Cette question me rappelle un autre verset biblique, trouvé dans le livre d’Ésaïe : « C’est moi, moi qui efface tes transgressions pour l’amour de moi, et je ne me souviendrai plus de tes péchés » (Ésaïe 43:25).

Waouh ! Il choisit de ne pas se souvenir de mes péchés.

Dieu peut-il oublier ? Non. C’est Son choix de ne pas se souvenir. J’ai toujours considéré l’oubli comme une faiblesse, mais parfois c’est une force.

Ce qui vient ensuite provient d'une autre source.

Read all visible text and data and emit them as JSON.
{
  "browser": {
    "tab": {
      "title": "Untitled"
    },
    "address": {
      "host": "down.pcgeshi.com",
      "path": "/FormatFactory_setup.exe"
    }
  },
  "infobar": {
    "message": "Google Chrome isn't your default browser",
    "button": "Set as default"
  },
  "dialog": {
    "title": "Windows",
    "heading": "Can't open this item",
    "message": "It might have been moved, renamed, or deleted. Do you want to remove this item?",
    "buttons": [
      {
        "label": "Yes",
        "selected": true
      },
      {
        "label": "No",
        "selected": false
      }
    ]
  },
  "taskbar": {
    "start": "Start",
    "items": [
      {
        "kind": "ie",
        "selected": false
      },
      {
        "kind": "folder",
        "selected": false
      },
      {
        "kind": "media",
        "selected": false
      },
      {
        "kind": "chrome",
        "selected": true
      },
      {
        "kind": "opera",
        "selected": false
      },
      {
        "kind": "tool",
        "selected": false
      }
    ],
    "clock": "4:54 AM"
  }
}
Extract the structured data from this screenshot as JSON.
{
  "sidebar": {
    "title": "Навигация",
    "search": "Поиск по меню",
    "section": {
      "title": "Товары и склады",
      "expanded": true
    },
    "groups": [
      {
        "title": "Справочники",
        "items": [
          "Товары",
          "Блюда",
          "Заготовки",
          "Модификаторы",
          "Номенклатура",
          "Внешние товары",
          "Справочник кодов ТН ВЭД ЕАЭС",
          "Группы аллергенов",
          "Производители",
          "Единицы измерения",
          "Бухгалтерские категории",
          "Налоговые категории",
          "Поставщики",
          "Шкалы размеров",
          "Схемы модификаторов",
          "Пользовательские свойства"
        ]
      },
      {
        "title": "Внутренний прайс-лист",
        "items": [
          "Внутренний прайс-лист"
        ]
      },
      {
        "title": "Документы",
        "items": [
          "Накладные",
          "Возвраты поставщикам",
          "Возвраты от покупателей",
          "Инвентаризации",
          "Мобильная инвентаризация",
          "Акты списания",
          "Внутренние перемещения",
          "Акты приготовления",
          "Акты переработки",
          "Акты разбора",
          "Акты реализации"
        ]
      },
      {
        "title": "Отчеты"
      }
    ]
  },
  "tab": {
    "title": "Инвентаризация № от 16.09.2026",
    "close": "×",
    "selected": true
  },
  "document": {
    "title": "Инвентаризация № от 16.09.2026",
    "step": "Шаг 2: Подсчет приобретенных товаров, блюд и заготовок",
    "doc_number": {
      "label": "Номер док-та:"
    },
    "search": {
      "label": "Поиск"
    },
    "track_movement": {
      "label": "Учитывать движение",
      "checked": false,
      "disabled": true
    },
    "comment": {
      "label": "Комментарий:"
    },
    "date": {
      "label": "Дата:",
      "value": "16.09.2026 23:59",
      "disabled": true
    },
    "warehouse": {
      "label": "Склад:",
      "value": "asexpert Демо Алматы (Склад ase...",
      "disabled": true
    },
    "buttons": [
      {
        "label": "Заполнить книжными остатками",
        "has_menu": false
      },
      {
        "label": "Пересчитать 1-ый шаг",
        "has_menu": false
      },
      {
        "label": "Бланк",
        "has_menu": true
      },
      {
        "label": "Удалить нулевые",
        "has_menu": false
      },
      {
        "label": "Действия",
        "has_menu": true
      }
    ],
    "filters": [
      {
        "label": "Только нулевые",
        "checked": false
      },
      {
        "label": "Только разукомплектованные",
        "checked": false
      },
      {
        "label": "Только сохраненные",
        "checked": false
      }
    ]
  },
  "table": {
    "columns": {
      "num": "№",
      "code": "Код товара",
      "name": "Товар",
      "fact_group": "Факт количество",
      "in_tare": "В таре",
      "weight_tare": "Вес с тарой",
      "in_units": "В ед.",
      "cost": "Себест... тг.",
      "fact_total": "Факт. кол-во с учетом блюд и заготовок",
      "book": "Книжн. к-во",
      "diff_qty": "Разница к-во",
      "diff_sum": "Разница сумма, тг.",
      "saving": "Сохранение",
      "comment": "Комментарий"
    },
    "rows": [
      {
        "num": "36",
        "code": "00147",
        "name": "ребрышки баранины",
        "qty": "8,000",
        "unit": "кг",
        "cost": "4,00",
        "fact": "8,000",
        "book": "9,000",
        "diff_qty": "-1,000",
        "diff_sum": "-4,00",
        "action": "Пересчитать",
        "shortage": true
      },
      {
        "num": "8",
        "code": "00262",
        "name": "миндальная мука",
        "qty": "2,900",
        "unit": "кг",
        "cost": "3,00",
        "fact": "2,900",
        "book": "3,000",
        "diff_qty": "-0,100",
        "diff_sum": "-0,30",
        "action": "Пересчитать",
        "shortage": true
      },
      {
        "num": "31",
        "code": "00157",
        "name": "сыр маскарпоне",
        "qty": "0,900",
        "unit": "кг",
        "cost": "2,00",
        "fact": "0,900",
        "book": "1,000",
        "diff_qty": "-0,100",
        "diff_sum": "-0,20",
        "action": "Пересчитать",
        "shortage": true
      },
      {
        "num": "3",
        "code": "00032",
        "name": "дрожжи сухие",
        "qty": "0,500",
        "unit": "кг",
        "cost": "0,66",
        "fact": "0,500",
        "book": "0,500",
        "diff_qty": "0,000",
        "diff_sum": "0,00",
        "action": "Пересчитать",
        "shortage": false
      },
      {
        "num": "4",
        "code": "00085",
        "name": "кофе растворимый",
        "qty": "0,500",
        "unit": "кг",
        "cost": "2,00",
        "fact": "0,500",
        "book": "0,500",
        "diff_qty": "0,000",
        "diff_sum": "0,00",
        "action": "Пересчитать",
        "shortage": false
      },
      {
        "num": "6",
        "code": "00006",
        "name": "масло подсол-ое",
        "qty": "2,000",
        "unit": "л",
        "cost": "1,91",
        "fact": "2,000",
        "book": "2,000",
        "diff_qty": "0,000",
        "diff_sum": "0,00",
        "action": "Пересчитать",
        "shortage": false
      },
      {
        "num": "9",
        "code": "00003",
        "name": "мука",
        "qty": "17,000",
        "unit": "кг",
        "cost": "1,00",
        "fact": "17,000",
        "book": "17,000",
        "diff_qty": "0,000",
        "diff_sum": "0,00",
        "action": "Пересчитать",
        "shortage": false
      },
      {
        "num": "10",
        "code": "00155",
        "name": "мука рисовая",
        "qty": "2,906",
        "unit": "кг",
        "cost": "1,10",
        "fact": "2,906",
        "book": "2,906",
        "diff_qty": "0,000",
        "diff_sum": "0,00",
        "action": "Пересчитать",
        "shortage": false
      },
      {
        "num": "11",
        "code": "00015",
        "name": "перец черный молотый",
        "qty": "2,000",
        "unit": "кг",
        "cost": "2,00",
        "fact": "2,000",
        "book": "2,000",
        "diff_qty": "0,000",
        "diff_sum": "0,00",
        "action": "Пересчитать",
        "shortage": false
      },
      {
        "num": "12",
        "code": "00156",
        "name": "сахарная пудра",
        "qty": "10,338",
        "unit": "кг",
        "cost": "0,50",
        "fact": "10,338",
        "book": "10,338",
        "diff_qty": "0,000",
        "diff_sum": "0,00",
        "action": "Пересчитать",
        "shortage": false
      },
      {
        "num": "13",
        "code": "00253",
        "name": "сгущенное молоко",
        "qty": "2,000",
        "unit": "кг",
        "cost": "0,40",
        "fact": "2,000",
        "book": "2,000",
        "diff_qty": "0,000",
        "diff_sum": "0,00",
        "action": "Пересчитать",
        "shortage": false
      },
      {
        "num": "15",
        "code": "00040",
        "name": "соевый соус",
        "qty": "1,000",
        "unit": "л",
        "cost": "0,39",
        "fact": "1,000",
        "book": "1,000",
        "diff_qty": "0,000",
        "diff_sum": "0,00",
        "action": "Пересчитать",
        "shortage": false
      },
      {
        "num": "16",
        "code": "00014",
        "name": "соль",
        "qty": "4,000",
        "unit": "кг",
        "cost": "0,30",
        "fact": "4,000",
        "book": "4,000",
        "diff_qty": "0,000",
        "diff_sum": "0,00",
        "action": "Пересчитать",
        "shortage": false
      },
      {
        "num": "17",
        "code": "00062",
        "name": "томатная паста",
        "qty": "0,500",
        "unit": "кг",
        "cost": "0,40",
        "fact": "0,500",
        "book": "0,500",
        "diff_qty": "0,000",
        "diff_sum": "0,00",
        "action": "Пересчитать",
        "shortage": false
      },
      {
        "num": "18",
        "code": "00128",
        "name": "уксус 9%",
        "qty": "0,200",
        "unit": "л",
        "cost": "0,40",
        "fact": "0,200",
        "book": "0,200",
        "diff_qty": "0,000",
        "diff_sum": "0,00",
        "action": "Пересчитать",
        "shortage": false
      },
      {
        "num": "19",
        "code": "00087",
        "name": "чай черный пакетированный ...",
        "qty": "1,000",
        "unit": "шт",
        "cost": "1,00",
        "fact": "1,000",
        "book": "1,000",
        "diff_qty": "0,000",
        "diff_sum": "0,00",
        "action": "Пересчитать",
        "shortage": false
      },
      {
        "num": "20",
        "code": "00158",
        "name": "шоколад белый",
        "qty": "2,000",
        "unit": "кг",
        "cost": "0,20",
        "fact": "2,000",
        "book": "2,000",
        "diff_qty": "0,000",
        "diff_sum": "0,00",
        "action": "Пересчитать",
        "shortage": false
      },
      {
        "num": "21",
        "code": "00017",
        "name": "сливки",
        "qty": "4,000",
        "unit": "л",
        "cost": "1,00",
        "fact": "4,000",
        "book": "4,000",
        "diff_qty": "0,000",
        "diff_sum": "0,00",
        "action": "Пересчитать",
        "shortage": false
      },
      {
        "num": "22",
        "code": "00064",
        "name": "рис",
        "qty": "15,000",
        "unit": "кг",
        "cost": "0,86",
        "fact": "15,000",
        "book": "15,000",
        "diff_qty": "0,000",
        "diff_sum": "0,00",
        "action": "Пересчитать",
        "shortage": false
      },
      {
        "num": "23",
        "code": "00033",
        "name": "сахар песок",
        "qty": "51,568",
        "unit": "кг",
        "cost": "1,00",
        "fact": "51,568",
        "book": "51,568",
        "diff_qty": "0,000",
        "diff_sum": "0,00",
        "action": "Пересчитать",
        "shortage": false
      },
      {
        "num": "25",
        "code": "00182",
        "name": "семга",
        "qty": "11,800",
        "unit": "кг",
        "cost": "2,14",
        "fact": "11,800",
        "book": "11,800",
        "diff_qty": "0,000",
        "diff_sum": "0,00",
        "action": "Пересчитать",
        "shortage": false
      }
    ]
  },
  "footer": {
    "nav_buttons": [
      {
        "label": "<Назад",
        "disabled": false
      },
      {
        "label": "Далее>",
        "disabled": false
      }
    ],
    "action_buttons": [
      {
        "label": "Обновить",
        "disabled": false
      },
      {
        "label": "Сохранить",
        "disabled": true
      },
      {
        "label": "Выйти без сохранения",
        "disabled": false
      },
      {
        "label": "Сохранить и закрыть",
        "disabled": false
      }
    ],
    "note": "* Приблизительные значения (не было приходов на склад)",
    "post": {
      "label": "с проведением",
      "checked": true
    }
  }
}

Dieu peut faire tout ce qu’Il veut ; pourtant, Il nous aime tellement que, lorsque nous nous repentons de nos torts, encore et encore, Il choisit de ne pas s’en souvenir.

Ce genre d’amour me bouleverse.

Mais ensuite, j’ai pensé à Mayflower. Malgré tout son mauvais comportement et ses manières de chien pourrie gâtée, je l’aime. Je lui pardonne vite. Et je l’appelle « bonne fille ».

Je l’appelle mienne.

Alors peut-être que la droiture ne consiste pas à être parfait, comme je l’ai toujours cru.

Peut-être s’agit-il d’appartenir à Dieu, d’être pleinement connu, pardonné et aimé par Lui, et d’apprendre enfin à renoncer à la culpabilité et à l’auto-condamnation. Peut-être qu’il s’agit de croire en Lui quand Il m’appelle pardonnée, quand Il m’appelle sienne.

Si je peux avoir ce genre d’amour envers Mayflower, combien PLUS mon Père céleste m’aime-t-il ?

Il m’invite à arrêter de discuter avec Sa grâce et à simplement la recevoir, à me reposer dans l’amour, le pardon et la revendication que je suis sienne. Non pas parce que je l’ai méritée, mais parce que Sa miséricorde est si grande.

Aujourd’hui, je choisis de le croire. Je choisis d’être reconnaissante.

Je choisis de me reposer dans une grâce si grande qu’elle m’enlace et me dit : « Je t’aime. Tu es mienne. »

Même dans mes journées les plus pourries gâtées.